In 2013, the call to end outsourcing intensified. Wits vice-chancellor Adam Habib took over the reins in June that year and he abolished these “apartheid rules”, says Mzobe.

Cleaners at Wits now earn R7 500, up from R2 000 or R2 500.

“Life has definitely improved,” says Mzobe.

She says previously life was so bad that, after getting paid, she would go to the bank once and her money would be finished. Some of her colleagues did not even have money to buy lunch.

“I know of two colleagues who used to eat out of the bins on campus. Life was really bad. We would go to the university’s dump site and pick up broken chairs, tables and carpets to take them home,” says Mzobe.

Although employment by universities has changed the lives of the workers who spoke to the Mail & Guardian, it has also brought its fair share of problems.

The workers spoke about how they still feel like “outsiders” even though they are employees of the university.

“The old staff will always say things that will remind us of the olden days. And they sometimes tell us that after three years the university will retrench us because it belongs to the old staff and not the new staff,” says Mnguni. “They never miss a chance to remind us of where we come from, and it is not nice to hear those things every day. We still feel like an outsider even though we are permanently employed. They call us the ‘insource ones’.

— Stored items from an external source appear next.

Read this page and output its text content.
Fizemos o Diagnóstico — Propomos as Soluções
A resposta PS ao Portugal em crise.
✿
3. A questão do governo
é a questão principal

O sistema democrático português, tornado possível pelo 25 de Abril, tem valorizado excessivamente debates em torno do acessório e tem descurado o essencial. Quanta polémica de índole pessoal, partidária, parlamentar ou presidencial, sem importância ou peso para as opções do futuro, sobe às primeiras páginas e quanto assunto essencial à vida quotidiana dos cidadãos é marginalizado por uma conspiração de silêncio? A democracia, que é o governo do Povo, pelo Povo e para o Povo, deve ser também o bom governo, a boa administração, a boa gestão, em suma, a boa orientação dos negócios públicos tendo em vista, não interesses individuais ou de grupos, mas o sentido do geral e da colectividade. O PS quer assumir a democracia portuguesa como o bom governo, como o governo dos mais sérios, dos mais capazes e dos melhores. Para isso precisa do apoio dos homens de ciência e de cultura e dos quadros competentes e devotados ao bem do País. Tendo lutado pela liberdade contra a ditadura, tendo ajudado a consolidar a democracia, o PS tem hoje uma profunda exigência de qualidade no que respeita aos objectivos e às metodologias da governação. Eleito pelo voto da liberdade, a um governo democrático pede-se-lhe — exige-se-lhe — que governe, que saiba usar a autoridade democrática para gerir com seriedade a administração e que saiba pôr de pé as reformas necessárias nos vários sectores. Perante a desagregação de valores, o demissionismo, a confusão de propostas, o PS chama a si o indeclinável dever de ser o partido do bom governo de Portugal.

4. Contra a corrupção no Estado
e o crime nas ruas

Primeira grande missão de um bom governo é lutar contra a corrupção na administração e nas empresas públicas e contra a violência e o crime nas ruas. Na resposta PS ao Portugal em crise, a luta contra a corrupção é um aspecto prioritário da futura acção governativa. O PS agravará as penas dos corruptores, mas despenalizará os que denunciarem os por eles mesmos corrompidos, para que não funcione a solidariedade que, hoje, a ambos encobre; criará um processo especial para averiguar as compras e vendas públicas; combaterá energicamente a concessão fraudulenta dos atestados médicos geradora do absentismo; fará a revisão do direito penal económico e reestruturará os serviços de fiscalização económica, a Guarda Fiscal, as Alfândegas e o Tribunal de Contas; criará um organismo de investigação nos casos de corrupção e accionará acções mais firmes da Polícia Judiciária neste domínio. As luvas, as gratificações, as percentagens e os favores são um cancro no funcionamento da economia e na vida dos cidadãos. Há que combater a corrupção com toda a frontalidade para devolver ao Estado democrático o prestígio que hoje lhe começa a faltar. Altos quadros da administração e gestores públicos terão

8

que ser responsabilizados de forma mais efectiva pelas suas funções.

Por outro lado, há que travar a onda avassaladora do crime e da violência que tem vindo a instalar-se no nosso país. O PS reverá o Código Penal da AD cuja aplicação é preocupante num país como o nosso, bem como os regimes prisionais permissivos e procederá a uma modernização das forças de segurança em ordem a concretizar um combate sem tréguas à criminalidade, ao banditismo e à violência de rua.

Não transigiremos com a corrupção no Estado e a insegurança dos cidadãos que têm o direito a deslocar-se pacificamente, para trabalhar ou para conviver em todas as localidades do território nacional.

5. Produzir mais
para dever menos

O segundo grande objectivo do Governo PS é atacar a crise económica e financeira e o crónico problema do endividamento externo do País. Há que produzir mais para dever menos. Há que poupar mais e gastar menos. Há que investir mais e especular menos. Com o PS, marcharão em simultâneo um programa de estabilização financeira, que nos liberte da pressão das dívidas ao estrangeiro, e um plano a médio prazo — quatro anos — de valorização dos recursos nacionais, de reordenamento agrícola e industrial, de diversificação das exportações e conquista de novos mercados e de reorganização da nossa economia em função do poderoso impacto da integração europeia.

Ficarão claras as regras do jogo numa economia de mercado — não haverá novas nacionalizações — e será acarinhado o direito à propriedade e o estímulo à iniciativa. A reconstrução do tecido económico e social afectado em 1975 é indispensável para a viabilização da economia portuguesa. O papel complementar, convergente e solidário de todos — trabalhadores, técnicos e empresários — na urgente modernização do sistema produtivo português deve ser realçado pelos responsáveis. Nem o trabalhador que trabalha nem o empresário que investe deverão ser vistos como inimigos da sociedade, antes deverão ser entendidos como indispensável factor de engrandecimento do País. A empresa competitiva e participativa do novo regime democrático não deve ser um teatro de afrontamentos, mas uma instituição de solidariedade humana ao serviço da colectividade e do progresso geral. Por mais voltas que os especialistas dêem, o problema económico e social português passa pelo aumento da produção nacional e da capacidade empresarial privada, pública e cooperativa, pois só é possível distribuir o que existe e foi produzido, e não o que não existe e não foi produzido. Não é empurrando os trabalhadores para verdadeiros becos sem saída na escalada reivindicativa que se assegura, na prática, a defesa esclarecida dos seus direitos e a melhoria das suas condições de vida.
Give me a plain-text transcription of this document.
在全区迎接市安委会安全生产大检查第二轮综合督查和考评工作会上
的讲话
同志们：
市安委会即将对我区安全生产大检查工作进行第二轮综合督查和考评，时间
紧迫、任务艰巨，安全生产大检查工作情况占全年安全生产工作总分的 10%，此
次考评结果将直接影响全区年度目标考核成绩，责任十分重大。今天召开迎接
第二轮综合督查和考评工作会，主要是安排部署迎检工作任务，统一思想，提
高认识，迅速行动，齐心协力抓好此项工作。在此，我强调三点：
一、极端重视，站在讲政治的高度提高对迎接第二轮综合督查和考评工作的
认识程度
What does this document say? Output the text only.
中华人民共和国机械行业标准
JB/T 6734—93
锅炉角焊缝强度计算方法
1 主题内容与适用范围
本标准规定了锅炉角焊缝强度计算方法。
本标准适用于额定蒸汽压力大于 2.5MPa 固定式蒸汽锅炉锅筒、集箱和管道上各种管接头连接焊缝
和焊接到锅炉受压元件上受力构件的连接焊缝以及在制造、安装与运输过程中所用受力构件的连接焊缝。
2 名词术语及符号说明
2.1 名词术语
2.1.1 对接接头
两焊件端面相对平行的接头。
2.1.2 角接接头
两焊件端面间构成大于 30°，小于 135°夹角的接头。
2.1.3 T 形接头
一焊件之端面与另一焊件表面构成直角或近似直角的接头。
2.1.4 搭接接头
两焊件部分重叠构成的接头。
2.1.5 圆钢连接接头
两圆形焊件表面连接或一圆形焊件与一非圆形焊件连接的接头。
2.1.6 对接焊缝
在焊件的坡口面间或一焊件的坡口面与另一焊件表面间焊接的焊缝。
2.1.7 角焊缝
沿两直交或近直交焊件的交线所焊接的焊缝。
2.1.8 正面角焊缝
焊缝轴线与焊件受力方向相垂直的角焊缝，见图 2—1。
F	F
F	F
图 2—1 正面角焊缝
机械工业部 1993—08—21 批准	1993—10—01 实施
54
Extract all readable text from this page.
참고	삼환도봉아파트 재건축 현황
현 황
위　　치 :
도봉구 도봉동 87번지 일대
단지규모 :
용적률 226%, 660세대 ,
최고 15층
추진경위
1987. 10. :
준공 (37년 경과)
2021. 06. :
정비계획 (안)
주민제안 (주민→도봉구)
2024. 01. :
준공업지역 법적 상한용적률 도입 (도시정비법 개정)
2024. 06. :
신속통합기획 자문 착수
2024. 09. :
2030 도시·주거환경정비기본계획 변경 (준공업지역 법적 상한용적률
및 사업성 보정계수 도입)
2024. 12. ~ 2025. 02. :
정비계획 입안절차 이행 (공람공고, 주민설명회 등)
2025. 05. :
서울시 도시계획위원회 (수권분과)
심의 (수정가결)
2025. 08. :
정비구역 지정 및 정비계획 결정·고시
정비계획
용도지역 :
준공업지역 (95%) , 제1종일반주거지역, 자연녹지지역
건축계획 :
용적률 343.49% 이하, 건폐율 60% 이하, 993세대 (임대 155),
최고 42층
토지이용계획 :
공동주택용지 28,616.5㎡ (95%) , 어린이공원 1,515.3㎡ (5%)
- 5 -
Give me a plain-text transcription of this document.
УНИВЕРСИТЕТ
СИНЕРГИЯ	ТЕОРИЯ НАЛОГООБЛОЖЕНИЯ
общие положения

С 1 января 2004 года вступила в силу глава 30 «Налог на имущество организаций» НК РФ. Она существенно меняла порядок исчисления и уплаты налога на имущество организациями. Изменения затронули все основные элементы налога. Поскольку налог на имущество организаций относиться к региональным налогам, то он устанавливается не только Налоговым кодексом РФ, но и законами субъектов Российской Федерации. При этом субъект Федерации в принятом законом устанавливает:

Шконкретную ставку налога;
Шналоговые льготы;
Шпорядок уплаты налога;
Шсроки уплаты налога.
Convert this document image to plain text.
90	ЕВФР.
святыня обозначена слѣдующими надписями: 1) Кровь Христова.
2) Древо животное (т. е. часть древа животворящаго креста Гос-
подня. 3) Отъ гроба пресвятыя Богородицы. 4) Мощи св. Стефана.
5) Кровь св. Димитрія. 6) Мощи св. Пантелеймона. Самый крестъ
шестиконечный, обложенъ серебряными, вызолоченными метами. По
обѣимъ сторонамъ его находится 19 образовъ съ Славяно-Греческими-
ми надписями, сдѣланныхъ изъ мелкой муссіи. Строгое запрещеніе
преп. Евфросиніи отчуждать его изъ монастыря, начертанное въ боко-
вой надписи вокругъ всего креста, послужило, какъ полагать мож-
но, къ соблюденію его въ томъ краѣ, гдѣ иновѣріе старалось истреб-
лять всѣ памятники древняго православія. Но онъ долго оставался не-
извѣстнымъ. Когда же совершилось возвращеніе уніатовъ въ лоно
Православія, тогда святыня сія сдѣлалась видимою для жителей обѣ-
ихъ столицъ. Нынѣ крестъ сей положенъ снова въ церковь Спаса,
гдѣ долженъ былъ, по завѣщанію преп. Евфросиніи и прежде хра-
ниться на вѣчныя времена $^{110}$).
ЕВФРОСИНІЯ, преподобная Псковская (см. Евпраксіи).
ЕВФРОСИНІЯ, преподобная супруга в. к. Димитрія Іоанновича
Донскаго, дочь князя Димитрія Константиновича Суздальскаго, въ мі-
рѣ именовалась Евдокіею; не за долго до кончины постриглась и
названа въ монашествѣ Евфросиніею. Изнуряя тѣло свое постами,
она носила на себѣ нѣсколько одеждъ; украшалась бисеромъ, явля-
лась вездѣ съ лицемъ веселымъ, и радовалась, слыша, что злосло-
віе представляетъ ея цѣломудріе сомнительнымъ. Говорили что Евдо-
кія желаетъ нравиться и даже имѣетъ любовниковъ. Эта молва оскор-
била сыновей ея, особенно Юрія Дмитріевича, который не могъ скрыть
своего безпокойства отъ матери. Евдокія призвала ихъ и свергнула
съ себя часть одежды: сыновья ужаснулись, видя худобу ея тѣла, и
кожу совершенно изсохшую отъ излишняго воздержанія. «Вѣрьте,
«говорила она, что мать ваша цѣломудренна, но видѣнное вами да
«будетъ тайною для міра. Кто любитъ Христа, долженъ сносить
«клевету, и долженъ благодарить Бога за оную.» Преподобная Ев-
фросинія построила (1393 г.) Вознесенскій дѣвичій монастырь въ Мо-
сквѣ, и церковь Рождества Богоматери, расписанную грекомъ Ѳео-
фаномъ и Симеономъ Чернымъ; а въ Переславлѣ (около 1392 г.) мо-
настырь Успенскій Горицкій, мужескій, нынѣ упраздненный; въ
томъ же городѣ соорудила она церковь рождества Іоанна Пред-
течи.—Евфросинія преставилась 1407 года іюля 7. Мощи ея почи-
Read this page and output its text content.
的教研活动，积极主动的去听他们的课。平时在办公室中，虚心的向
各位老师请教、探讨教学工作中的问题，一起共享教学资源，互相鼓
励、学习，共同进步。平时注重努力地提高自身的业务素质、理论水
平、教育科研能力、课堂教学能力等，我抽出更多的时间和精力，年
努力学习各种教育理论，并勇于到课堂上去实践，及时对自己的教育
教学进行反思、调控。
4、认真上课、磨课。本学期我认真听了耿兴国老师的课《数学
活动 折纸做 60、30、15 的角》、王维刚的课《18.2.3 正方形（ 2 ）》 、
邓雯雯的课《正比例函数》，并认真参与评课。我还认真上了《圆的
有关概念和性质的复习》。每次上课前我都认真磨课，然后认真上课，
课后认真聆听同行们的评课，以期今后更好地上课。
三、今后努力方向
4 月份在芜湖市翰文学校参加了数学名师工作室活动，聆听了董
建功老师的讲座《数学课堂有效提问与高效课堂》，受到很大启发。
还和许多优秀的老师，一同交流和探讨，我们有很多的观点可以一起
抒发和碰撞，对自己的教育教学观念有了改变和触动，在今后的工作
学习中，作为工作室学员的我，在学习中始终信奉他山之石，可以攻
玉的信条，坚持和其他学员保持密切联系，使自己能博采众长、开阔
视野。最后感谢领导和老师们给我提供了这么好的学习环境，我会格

“We will always have that thing at the back of our minds that we were that bitter pill that they had to swallow and now it’s turning their stomach around.”

Another problem the workers are addressing with management is unequal working conditions between the old staff and “the insourced ones”.

#OutsourcingMustFall activist Vusi Mahlangu said it was a “mischievous act” that employers divided workers. He said they always knew the struggle would continue
after contracting came to an end.

But, he added, it was encouraging to see that some universities have taken the plight of workers seriously and ended outsourcing.

As for Monkwe, her prospects are bright. She has registered to study human resources at Unisa, and the university is paying for her studies.

Changing fortunes: Both cleaner Lindiwe Monkwe, who has registered to study went on strike to get Unisa to employ her directly (Oupa Nkosi)

“Some of my colleagues used to stay in plastic shacks but at least today they have managed to buy zinc to build their shacks.

“Today, I have Unisa assets with me outside of campus. Back then I could not even leave campus with this bottled water with a Unisa emblem. Who was I to do that? People used to do as they please with us. They would call us names and we couldn’t say anything, we had no voice. I remember those days.”

No more.

  • Universities that have not changed their policy on contract workers are: Walter Sisulu University, North-West University, University of Stellenbosch, Mangosuthu University of Technology, University of Zululand, Vaal University of Technology, Central University of Technology, University of Limpopo, Sol Plaatje University and University of the Western Cape. The Tshwane University of Technology, University of Zululand and University of Fort Hare have partially insourced some of the services. Rhodes University has never outsourced its services.